À gorge déployée

Qu’on accueille Sisyphe par un rire, cela lui paraissait être la réponse la plus adéquate. N’apprécierait-il pas l’impertinence de ce grand tressaillement, de ce séisme totalitaire, de cette atteinte intégrale ? C’était une prise en main absurde, incontrôlable, d’un corps secoué de spasmes, évoquant l’agonie, symbole perturbateur d’une euphorie, de quoi résoudre bien des contingences. 

Le rire, objet de contemplation pour tout être se réfléchissant, était, selon elle, le moyen de saisir un prisme, d’appréhender un être. Prunelle étrange, physique, ce symptôme du décalage naturel était un indice, une fenêtre sur les abysses du sujet contenant, de ces bras et de ces jambes qui ne pouvaient faire sens que par l’appréhension d’un autre esprit. On ne peut appréhender autrui que par la chair, la lourde sueur, les intuitions éclatantes d’une peau à parcourir. 

Elle en avait connu, des types et leurs rires. De quoi écrire tout un roman, tant ce mouvement, à la limite de la suffocation, parfois bovine, parlait bien plus qu’un mot creux, une prétendue voltige conceptuelle. Elle avait appris, avec le temps, à déchiffrer les énigmes de ses congénères, ou, du moins, elle en avait l’appétence, ce qui, parfois, pouvait être suffisant. 

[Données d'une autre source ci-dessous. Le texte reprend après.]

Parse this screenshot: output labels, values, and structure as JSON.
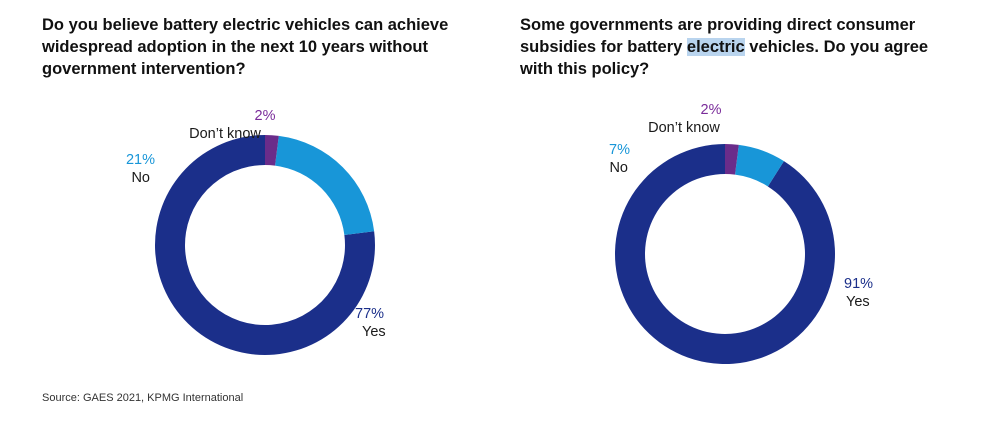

D’abord, il y avait celui, qui, arrogant, clamait, fanfaron, son instinct de domination. Il sentait fort la testostérone, la posture assurée, confiante, du mâle qui s’établit. Gras, presque vicieux, imperturbable, ô combien poreux. Un “je suis là” certain, à demi-loup, sexuel à vous foutre la gerbe. On pouvait en rire, ou le prendre en pitié, devant l’absence de lumière, devant cette certitude erronée, qui ne pouvait que découler sur un verbiage méprisant et méprisable. 

Celui moqueur, ricanement ironique, ne lui évoquait que la hyène haineuse, et dans sa bouche, au gré des souvenirs de ses rencontres, un goût désagréable lui piquait toujours le palais. Cela lui évoquait le goût rance, moisi, de poires véreuses dans leur jus gras. De quoi susciter la vision d’un pédant, mauvais comédien, supérieur par posture. Brillants de mauvaise haleine, doués et gâchés, ces rires ne traduisaient que la lâcheté, la peur du vide, les vertiges face à toute prise de risque. 

Il valait mieux aller sur l’autre versant, celui des dents à croquer, dévoilées dans des élans de tendresse, celui où la mémoire se complaisait, de ces rencontres heureuses, momentanées. Elle en chérissait un tout particulièrement, lorsqu’il frôlait des lèvres hésitantes, le rire d’une âme grande. Légèrement poussé : pas forcé, mais un éclat sonore, brutal, une morsure vive. Celui-là était très bavard, il signifiait tout un malheur, un désarroi transformé à bout portant, une fleur à un fusil malhabile. Érotique, insolente courbette refusant tout système, crainte et appétit, ce rire désespéré, dans sa joie de vivre, claquait comme une gifle. On laissait exprimer tout un potentiel vocal, qui, loin de la simulation, est seulement l’enthousiasme partagé d’un plaisir détonnant. C’était celui qui saute sur l’occasion, qui, triste encore, veut, désire, croque. Sublimé par sa note bleue, douloureuse comme un orgasme, ce savant mélange concocté par des auteurs doux-amers était sa folie, son plaisir coupable. On y lisait de diaboliques inconscients qui avaient encore tout à apprendre. 

Puisqu’en effet, ces garçons-là ne savaient pas encore, ne savaient pas toujours, avaient perdu, dans leur fureur, un dialogue autre, le langage adorable qui seul pouvait durer. Il ne s’entendait qu’au creux d’un sourire.